The first Liberal woman to represent the electorate Bass has delivered an eloquent maiden speech to the House of Representatives.
Bridget Archer, the self-confessed underdog of the election, noted health services and the Tamar River as key issues for her electorate.
Both areas have been contentious issues for Launceston for many years. Health has been in the news for the wrong reasons of late.
But it's the focus on the Tamar River that is a good sign for those who call Bass home. The river is more than an environmental issue, it's an economic problem or opportunity.
Hopefully, based on this maiden speech, Ms Archer will be a fierce advocate for ensuring the additional and significant needed to improve the river's health will be allocated.
In her speech, the Bass MHR also highlighted the fact the change in electoral boundaries brought both sides of the river together.
Ms Archer's comments demonstrate her continual pursuit of connecting both sides of the river.
This was evident with her time as George Town mayor when amalgamation talks and a report was commissioned for her council and West Tamar.
Unfortunately, some of her fellow councillors refused to take the report to the community. This was a missed opportunity, particularly given the KPMG report cost $80,000 to produce and showed a saving of about $1.3 million if the amalgamation happened.
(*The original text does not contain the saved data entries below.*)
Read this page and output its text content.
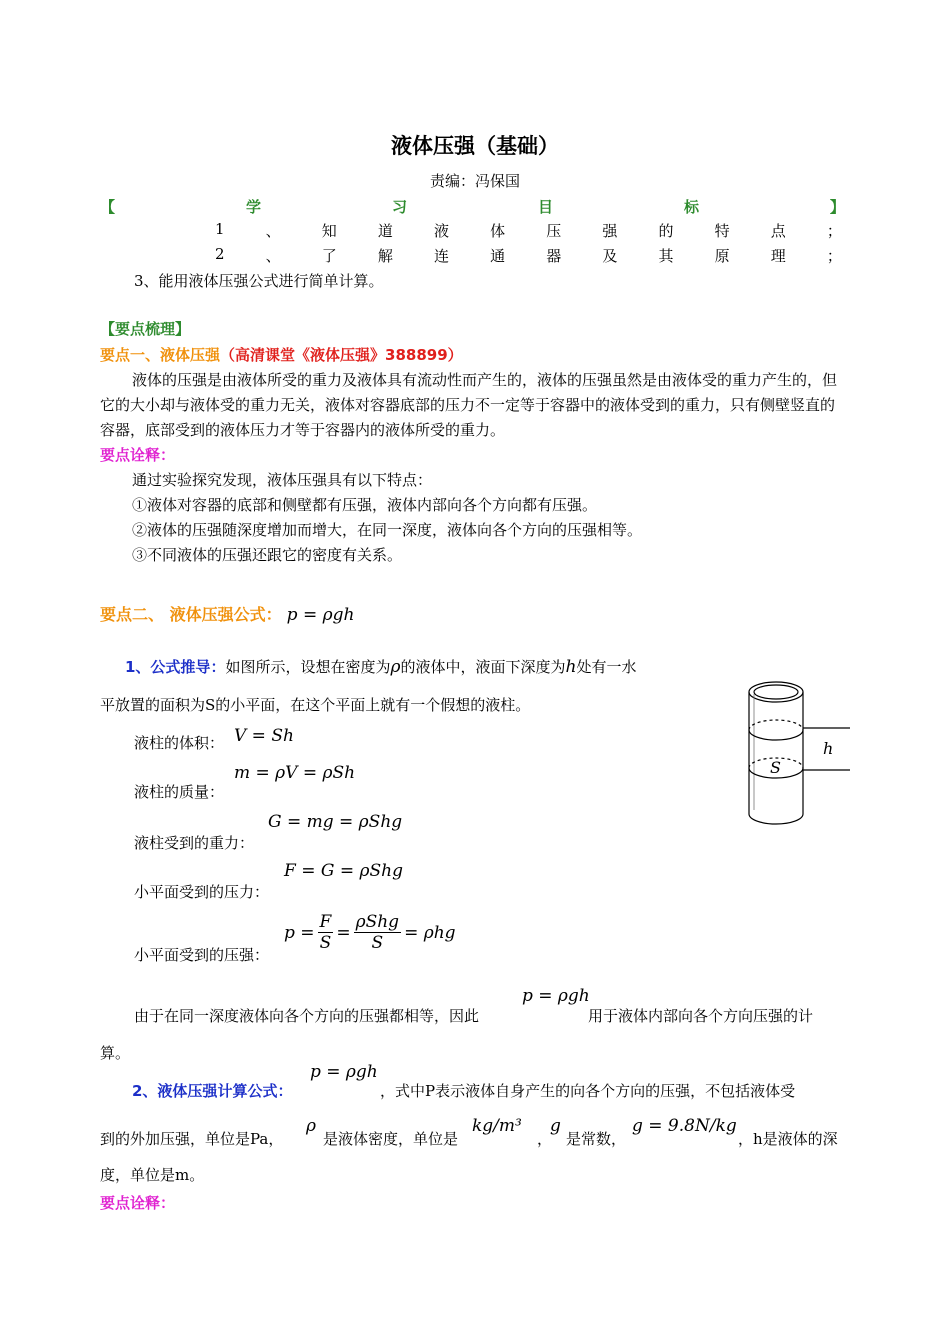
液体压强（基础）
责编：冯保国
【	学	习	目	标	】
1	、	知	道	液	体	压	强	的	特	点	；
2	、	了	解	连	通	器	及	其	原	理	；
3、能用液体压强公式进行简单计算。
【要点梳理】
要点一、液体压强（高清课堂《液体压强》388899）
液体的压强是由液体所受的重力及液体具有流动性而产生的，液体的压强虽然是由液体受的重力产生的，但它的大小却与液体受的重力无关，液体对容器底部的压力不一定等于容器中的液体受到的重力，只有侧壁竖直的容器，底部受到的液体压力才等于容器内的液体所受的重力。
要点诠释：
通过实验探究发现，液体压强具有以下特点：
①液体对容器的底部和侧壁都有压强，液体内部向各个方向都有压强。
②液体的压强随深度增加而增大，在同一深度，液体向各个方向的压强相等。
③不同液体的压强还跟它的密度有关系。
要点二、 液体压强公式： p = ρgh
1、公式推导：如图所示，设想在密度为ρ的液体中，液面下深度为h处有一水
平放置的面积为S的小平面，在这个平面上就有一个假想的液柱。
液柱的体积： V = Sh
m = ρV = ρSh
液柱的质量：
G = mg = ρShg
液柱受到的重力：
F = G = ρShg
小平面受到的压力：
小平面受到的压强：
$p = \frac{F}{S} = \frac{\text{ρShg}}{S} = \rho hg$
由于在同一深度液体向各个方向的压强都相等，因此
p = ρgh
用于液体内部向各个方向压强的计
算。
2、液体压强计算公式：
p = ρgh
，式中P表示液体自身产生的向各个方向的压强，不包括液体受
到的外加压强，单位是Pa，
ρ
是液体密度，单位是
kg/m³
，
g
是常数，
g = 9.8N/kg
，h是液体的深
度，单位是m。
要点诠释：
h
S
Ms Archer was the only councillor to vote in favour of releasing the report. Yet West Tamar Council voted unanimously to release the report if George Town did the same.
Have your say:
Change can be a challenging concept. Taking a report to the community does not lock in amalgamation, but it's a step in a direction of transparency and genuine engagement.
Hopefully with the byelection this month, the new-look George Town Council, in good faith, will return to this important conversation.